In the classical software world, once a security fix is created, a platform operator can update all their nodes, or a software vendor can push out the update to all their clients. This minimizes the time window in which an attacker who learns about the bug can abuse it. (Eg. The OpenSSL Heartbleed bug was patched by pretty much all the internet giants in their local infrastructure before anyone even told the public about it).
In the case of Ethereum, it takes a lot of time (weeks, months) to get node operators to update even to a scheduled hard fork. Highlighting that a release contains important consensus or DoS fixes always runs the risk of someone trying to beat updaters to the punch line and taking the network down. Security via obscurity is definitely not something to aim for, but delaying a potential attack by enough to get most node operators immune may be worth the temporary "hit" to transparency.
In this particular instance, the consensus bug was dormant in the code for over 1 year. The probability after all that time for someone to accidentally trigger it is tiny. Opposed to that, the probability of someone maliciously triggering it if highlighted as a security issue is not insignificant. The Geth team made the conscious decision not to mention it, hoping that people eventually upgrade to versions that contain the fix and the issue is gradually ejected from the network.

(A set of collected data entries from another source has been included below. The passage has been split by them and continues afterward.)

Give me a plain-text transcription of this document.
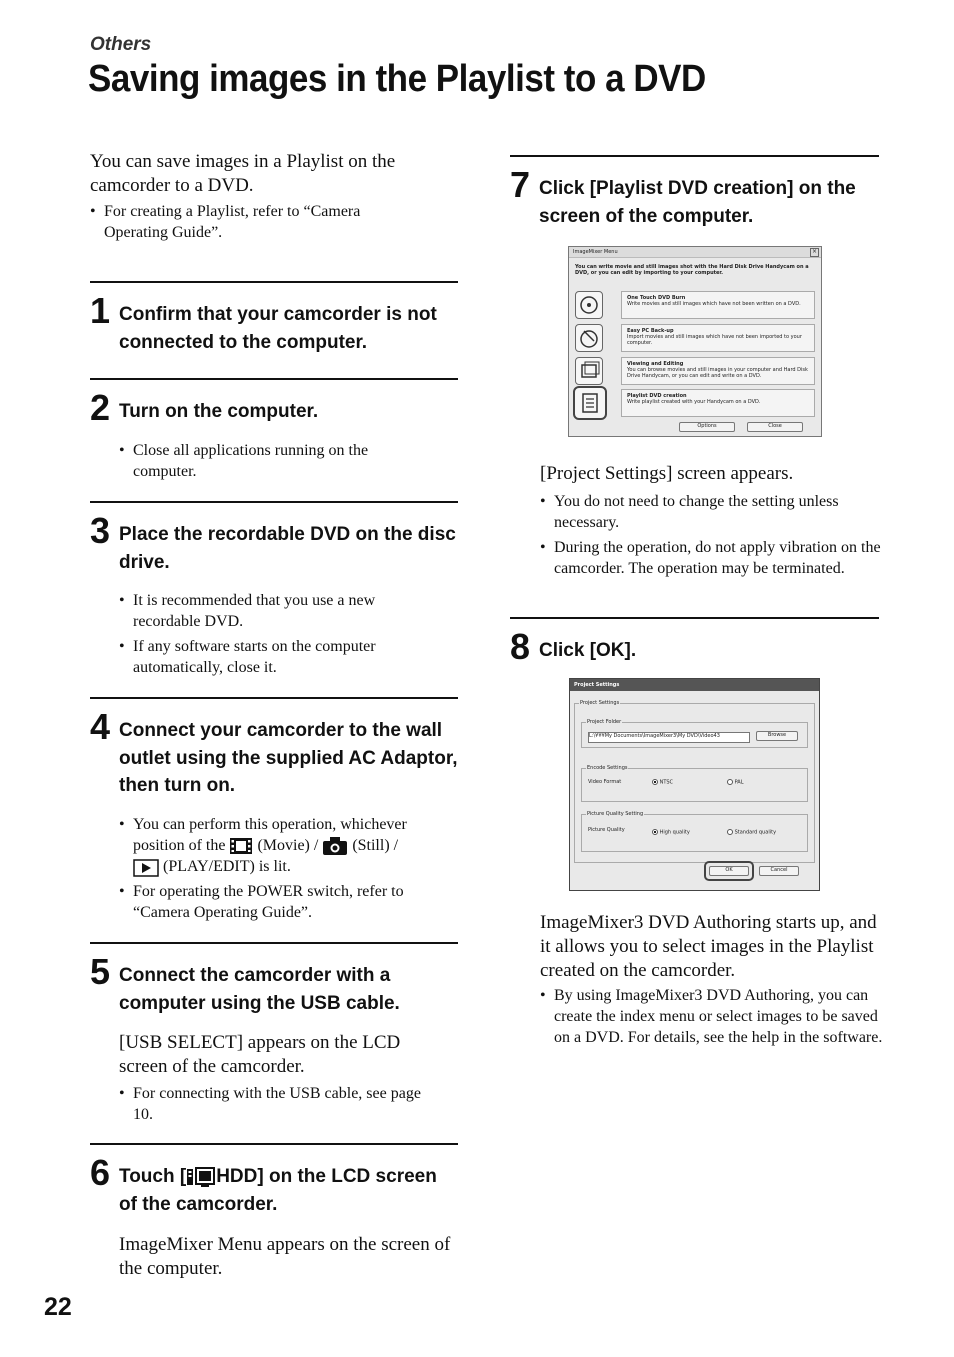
Others
Saving images in the Playlist to a DVD

You can save images in a Playlist on the camcorder to a DVD.

• For creating a Playlist, refer to “Camera Operating Guide”.

1 Confirm that your camcorder is not connected to the computer.

2 Turn on the computer.

• Close all applications running on the computer.

3 Place the recordable DVD on the disc drive.

• It is recommended that you use a new recordable DVD.

• If any software starts on the computer automatically, close it.

4 Connect your camcorder to the wall outlet using the supplied AC Adaptor, then turn on.

• You can perform this operation, whichever position of the (Movie) / (Still) /
(PLAY/EDIT) is lit.

• For operating the POWER switch, refer to “Camera Operating Guide”.

5 Connect the camcorder with a computer using the USB cable.

[USB SELECT] appears on the LCD screen of the camcorder.

• For connecting with the USB cable, see page 10.

6 Touch [ HDD] on the LCD screen of the camcorder.

ImageMixer Menu appears on the screen of the computer.

7 Click [Playlist DVD creation] on the screen of the computer.

ImageMixer Menu	×
You can write movie and still images shot with the Hard Disk Drive Handycam on a DVD, or you can edit by importing to your computer.
One Touch DVD Burn
Write movies and still images which have not been written on a DVD.
Easy PC Back-up
Import movies and still images which have not been imported to your computer.
Viewing and Editing
You can browse movies and still images in your computer and Hard Disk Drive Handycam, or you can edit and write on a DVD.
Playlist DVD creation
Write playlist created with your Handycam on a DVD.
Options	Close

[Project Settings] screen appears.

• You do not need to change the setting unless necessary.

• During the operation, do not apply vibration on the camcorder. The operation may be terminated.

8 Click [OK].

Project Settings
Project Settings
Project Folder
L:\¥¥¥My Documents\ImageMixer3\My DVD\Video43	Browse
Encode Settings
Video Format	NTSC	PAL
Picture Quality Setting
Picture Quality	High quality	Standard quality
OK	Cancel

ImageMixer3 DVD Authoring starts up, and it allows you to select images in the Playlist created on the camcorder.

• By using ImageMixer3 DVD Authoring, you can create the index menu or select images to be saved on a DVD. For details, see the help in the software.

22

You might object that "it obviously didn't work".
We'd argue that it actually did work: most nodes have indeed updated and were not affected. From a network health perspective, the strategy worked as intended and the Ethereum network survived without meaningful issues. Certain projects using Infura were impacted, but at the end of the day, the primary goal of the Geth team is the health of the Ethereum network as a whole, individual pieces of it are only secondary.
The decision whether or not to publish details about a serious bug boils down to what the fallout would be in both cases and picking the one where the damage is smaller. Over the past years we've fixed a number of consensus issues never published and helped fix a number of such issues in Nethermind, Besu and Parity, part of them never published. In all these cases, avoiding the limelight allowed the network to seamlessly evolve without running the risk of attacks and without keeping node operators in a constant state of emergency that they need to do immediate updates.
We definitely don't condone doing this for all bugs - and we ourselves published a number of releases where we emphasized their emergency - but at certain times, it's better to remain silent as shown by other projects too such as Monero, ZCash and Bitcoin.
This particular silent consensus fix took an unexpected turn with yesterday's network split, but retrospectively we still believe it was the right call. We understand that we cannot expect operators to always immediately update to the latest releases and appreciate the understanding that our vulnerability management and release structure has nuances unique to a blockchain ecosystem.